This is a very chaotic issue, which is obviously intentional to reflect the breakdown of reality happening around the Flash Family. But that makes it challenging to read, because everything's happening at once and even the characters are discombobulated by it all.
Quick rundown: Hartley and TerrificTech figured out what's going on with speedsters causing reality to collapse, and Waller knows too after raiding the building to steal their data. Inspector Pilgrim's hanging out with Jai, and may or may not be his future self. Evan and co 'rescue' Barry from the Linear Bureau but place the Eobard-related Crown of Thawnes back on Barry to control him, and Wally's still in The Gallery but may leave now that he knows something's happening to Barry. As readers may remember, Wally was injured when Barry was possessed by the Crown and attacked him.
Like last issue, I sure hope it's the weirdness of reality collapsing that's got Barry "Good Gosh!" Allen swearing, because I find it quite jarring from him and am puzzled that none of the other characters have remarked on it. Barry noticed that Linda was acting unusually despite all the oddities, so it's not like everyone's completely oblivious to what's happening.

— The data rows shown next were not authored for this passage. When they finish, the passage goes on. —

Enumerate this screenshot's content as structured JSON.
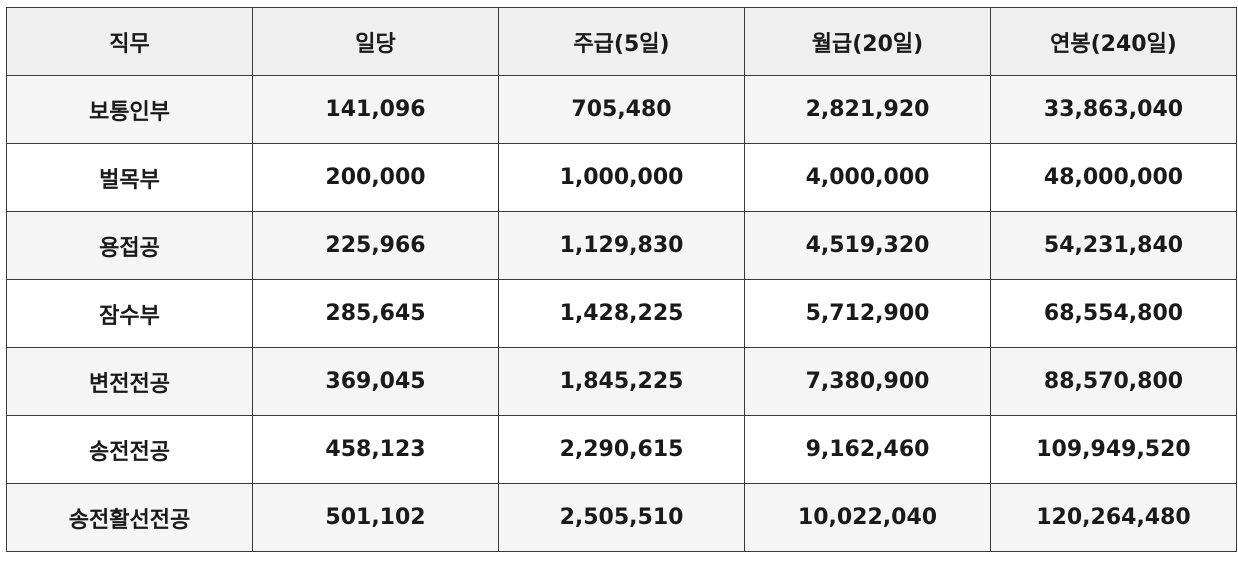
{
  "table": {
    "header": [
      "직무",
      "일당",
      "주급(5일)",
      "월급(20일)",
      "연봉(240일)"
    ],
    "rows": [
      [
        "보통인부",
        "141,096",
        "705,480",
        "2,821,920",
        "33,863,040"
      ],
      [
        "벌목부",
        "200,000",
        "1,000,000",
        "4,000,000",
        "48,000,000"
      ],
      [
        "용접공",
        "225,966",
        "1,129,830",
        "4,519,320",
        "54,231,840"
      ],
      [
        "잠수부",
        "285,645",
        "1,428,225",
        "5,712,900",
        "68,554,800"
      ],
      [
        "변전전공",
        "369,045",
        "1,845,225",
        "7,380,900",
        "88,570,800"
      ],
      [
        "송전전공",
        "458,123",
        "2,290,615",
        "9,162,460",
        "109,949,520"
      ],
      [
        "송전활선전공",
        "501,102",
        "2,505,510",
        "10,022,040",
        "120,264,480"
      ]
    ]
  }
}
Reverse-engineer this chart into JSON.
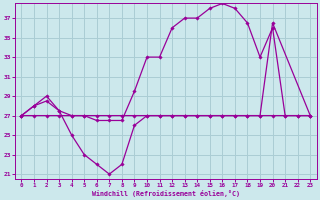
{
  "xlabel": "Windchill (Refroidissement éolien,°C)",
  "background_color": "#cce8ec",
  "grid_color": "#aacdd4",
  "line_color": "#990099",
  "xlim": [
    -0.5,
    23.5
  ],
  "ylim": [
    20.5,
    38.5
  ],
  "yticks": [
    21,
    23,
    25,
    27,
    29,
    31,
    33,
    35,
    37
  ],
  "xticks": [
    0,
    1,
    2,
    3,
    4,
    5,
    6,
    7,
    8,
    9,
    10,
    11,
    12,
    13,
    14,
    15,
    16,
    17,
    18,
    19,
    20,
    21,
    22,
    23
  ],
  "series1_x": [
    0,
    1,
    2,
    3,
    4,
    5,
    6,
    7,
    8,
    9,
    10,
    11,
    12,
    13,
    14,
    15,
    16,
    17,
    18,
    19,
    20,
    21,
    22,
    23
  ],
  "series1_y": [
    27,
    28,
    28.5,
    27.5,
    25,
    23,
    22,
    21,
    22,
    26,
    27,
    27,
    27,
    27,
    27,
    27,
    27,
    27,
    27,
    27,
    27,
    27,
    27,
    27
  ],
  "series2_x": [
    0,
    1,
    2,
    3,
    4,
    5,
    6,
    7,
    8,
    9,
    10,
    11,
    12,
    13,
    14,
    15,
    16,
    17,
    18,
    19,
    20,
    21,
    22,
    23
  ],
  "series2_y": [
    27,
    28,
    29,
    27.5,
    27,
    27,
    26.5,
    26.5,
    26.5,
    29.5,
    33,
    33,
    36,
    37,
    37,
    38,
    38.5,
    38,
    36.5,
    33,
    36,
    27,
    27,
    27
  ],
  "series3_x": [
    0,
    1,
    2,
    3,
    4,
    5,
    6,
    7,
    8,
    9,
    10,
    11,
    12,
    13,
    14,
    15,
    16,
    17,
    18,
    19,
    20,
    23
  ],
  "series3_y": [
    27,
    27,
    27,
    27,
    27,
    27,
    27,
    27,
    27,
    27,
    27,
    27,
    27,
    27,
    27,
    27,
    27,
    27,
    27,
    27,
    36.5,
    27
  ]
}
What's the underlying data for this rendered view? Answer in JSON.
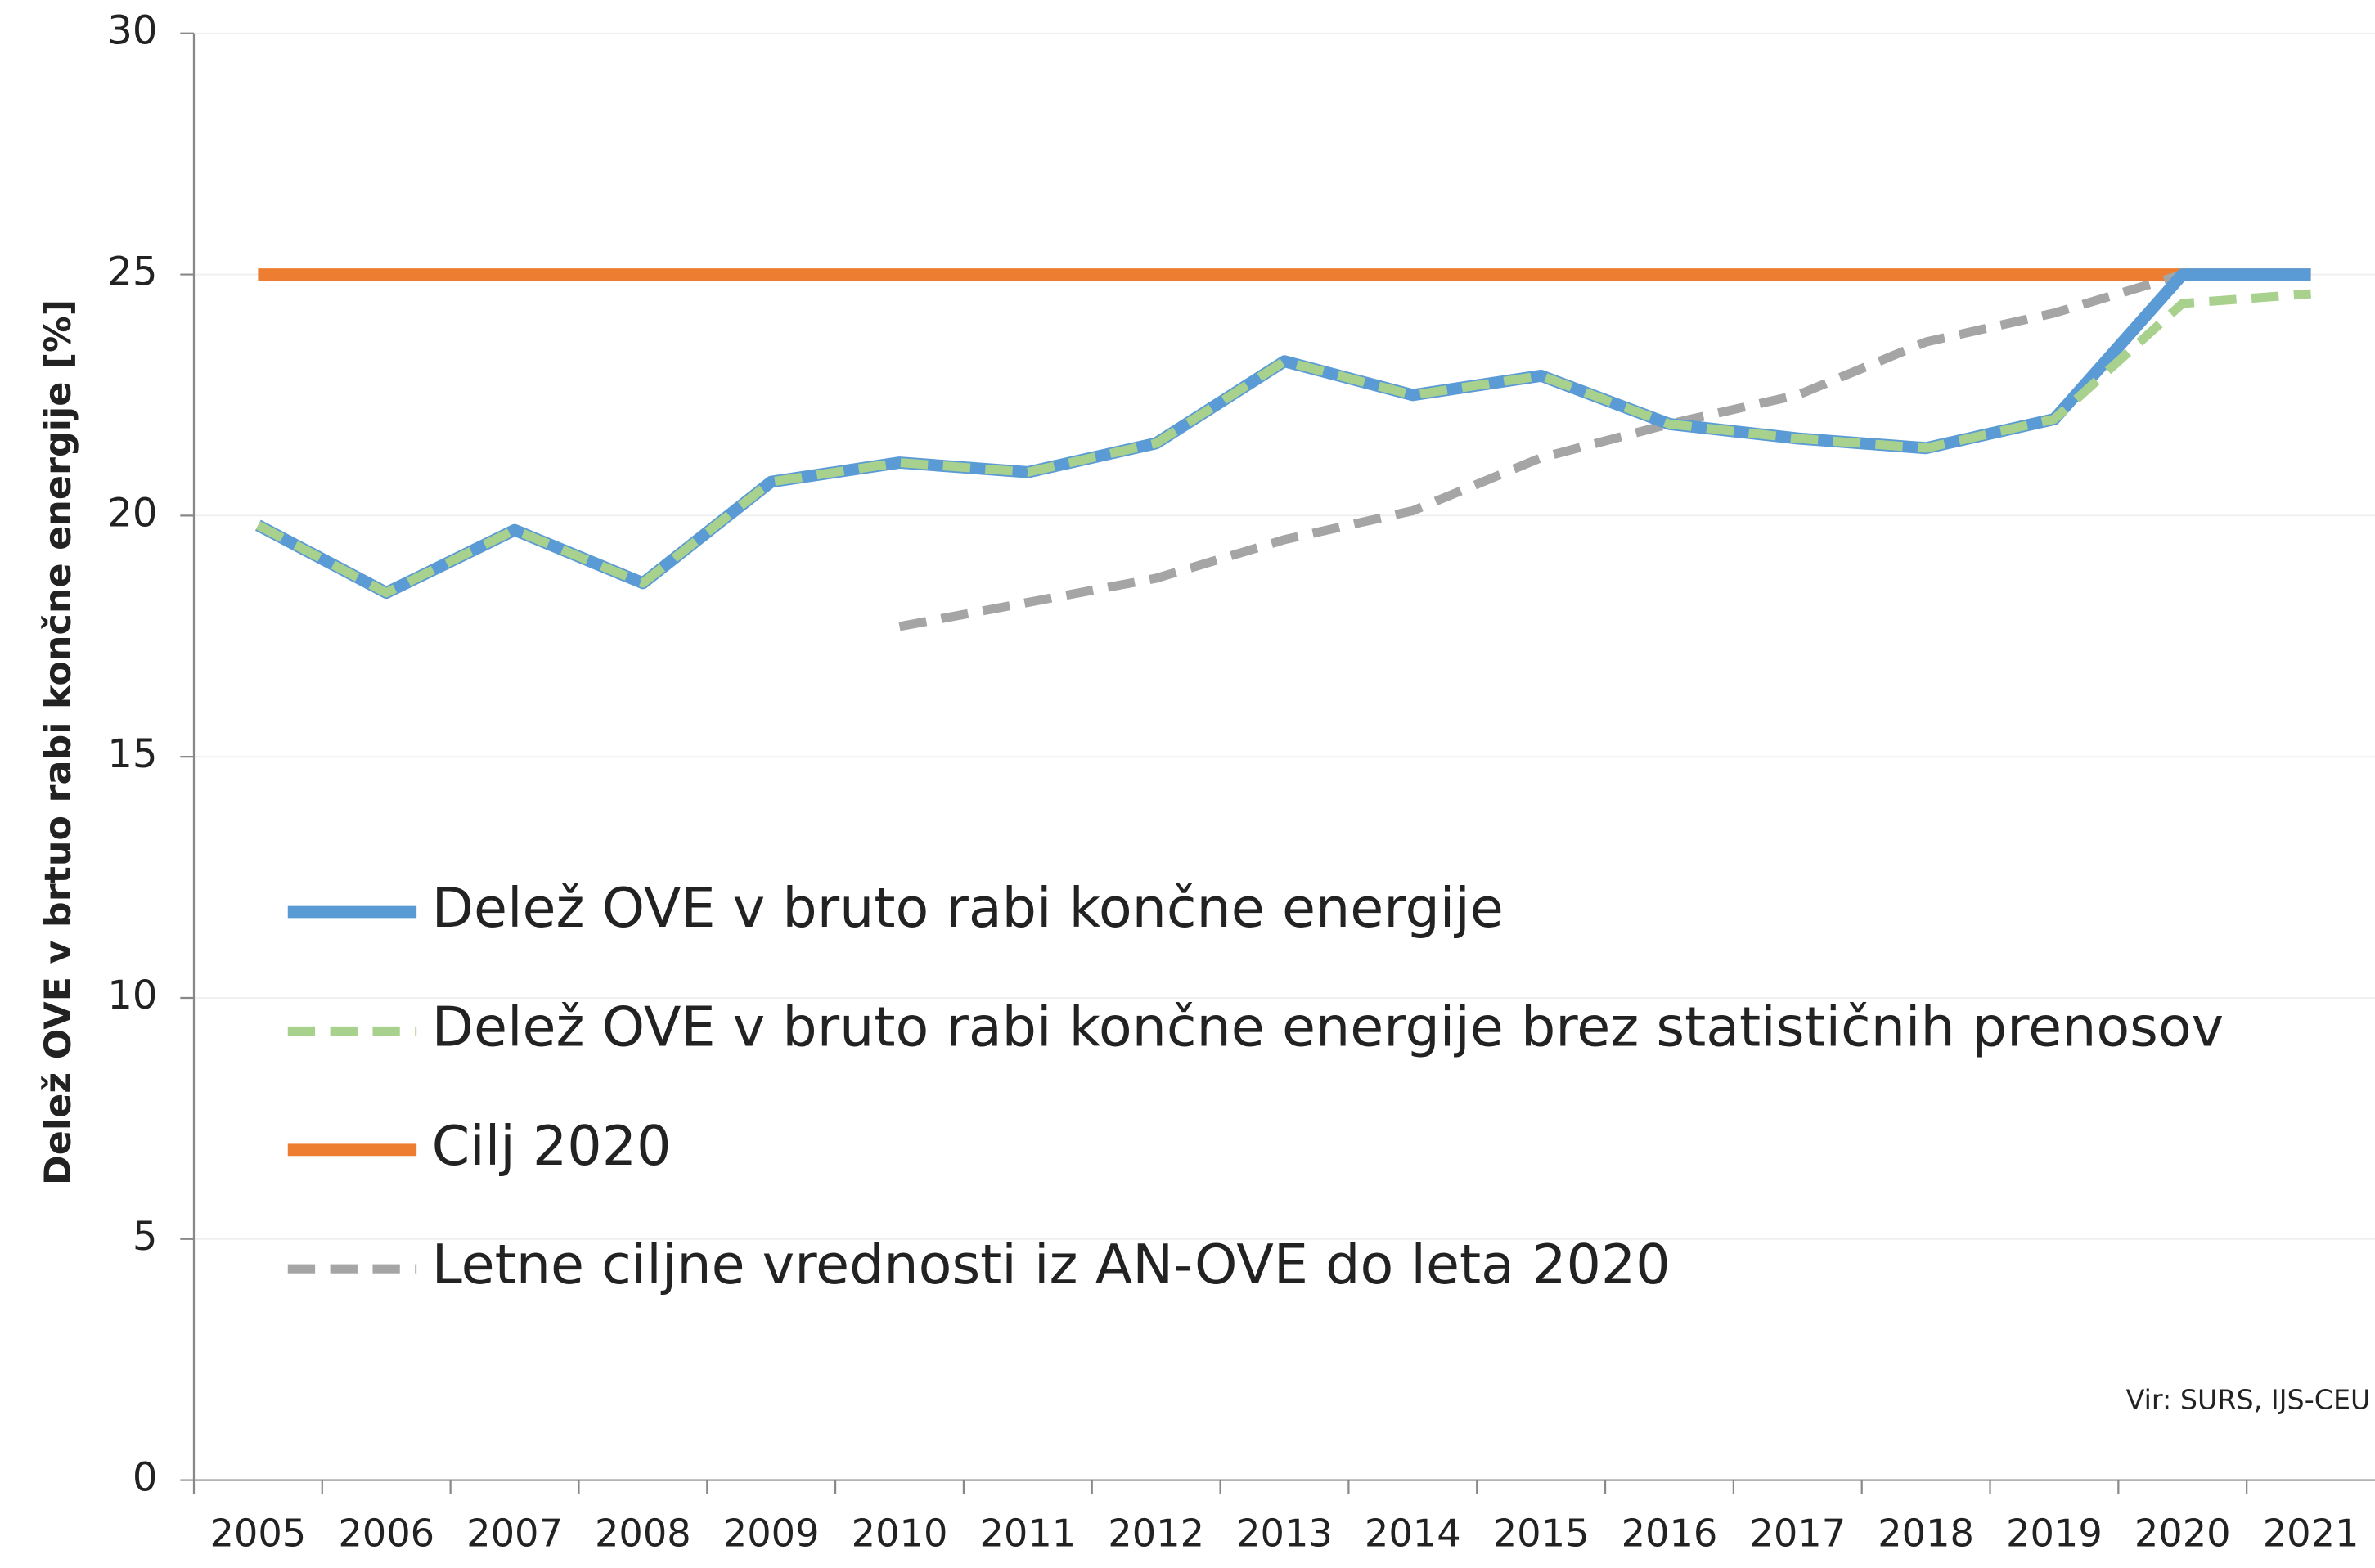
{
  "chart_data": {
    "type": "line",
    "y_axis_label": "Delež OVE v brtuo rabi končne energije [%]",
    "annotation": "Vir: SURS, IJS-CEU",
    "categories": [
      "2005",
      "2006",
      "2007",
      "2008",
      "2009",
      "2010",
      "2011",
      "2012",
      "2013",
      "2014",
      "2015",
      "2016",
      "2017",
      "2018",
      "2019",
      "2020",
      "2021"
    ],
    "series": [
      {
        "name": "Delež OVE v bruto rabi končne energije",
        "color": "#5b9bd5",
        "dashed": false,
        "values": [
          19.8,
          18.4,
          19.7,
          18.6,
          20.7,
          21.1,
          20.9,
          21.5,
          23.2,
          22.5,
          22.9,
          21.9,
          21.6,
          21.4,
          22.0,
          25.0,
          25.0
        ]
      },
      {
        "name": "Delež OVE v bruto rabi končne energije brez statističnih prenosov",
        "color": "#a9d18e",
        "dashed": true,
        "values": [
          19.8,
          18.4,
          19.7,
          18.6,
          20.7,
          21.1,
          20.9,
          21.5,
          23.2,
          22.5,
          22.9,
          21.9,
          21.6,
          21.4,
          22.0,
          24.4,
          24.6
        ]
      },
      {
        "name": "Cilj 2020",
        "color": "#ed7d31",
        "dashed": false,
        "values": [
          25,
          25,
          25,
          25,
          25,
          25,
          25,
          25,
          25,
          25,
          25,
          25,
          25,
          25,
          25,
          25,
          25
        ]
      },
      {
        "name": "Letne ciljne vrednosti iz AN-OVE do leta 2020",
        "color": "#a5a5a5",
        "dashed": true,
        "values": [
          null,
          null,
          null,
          null,
          null,
          17.7,
          18.2,
          18.7,
          19.5,
          20.1,
          21.2,
          21.9,
          22.5,
          23.6,
          24.2,
          25.0,
          null
        ]
      }
    ],
    "ylim": [
      0,
      30
    ],
    "yticks": [
      0,
      5,
      10,
      15,
      20,
      25,
      30
    ],
    "grid": true,
    "legend": "left"
  }
}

I can't say I'm loving this series thus far, as it's frenetic and depressing in parts and not a ton of fun to read. I guess we'll see what things are like after this arc is over and hopefully people start going back to normal again, and the Flash Family stops being awful to each other (there are exceptions; I really enjoyed Max telling Bart that he was proud of him when he thought they were going to die last issue). I'm also hoping we find out more about what's motivating the bad guys to get reality to collapse, because -- to paraphrase the Tick -- that's presumably where they keep all their stuff. But perhaps there's a higher method to their madness which will make sense when it's revealed, and Evan isn't really trying to doom the Rogues and Miss McCulloch to horrible deaths as everything crumbles around them. If so, the writer really needs to make that clear.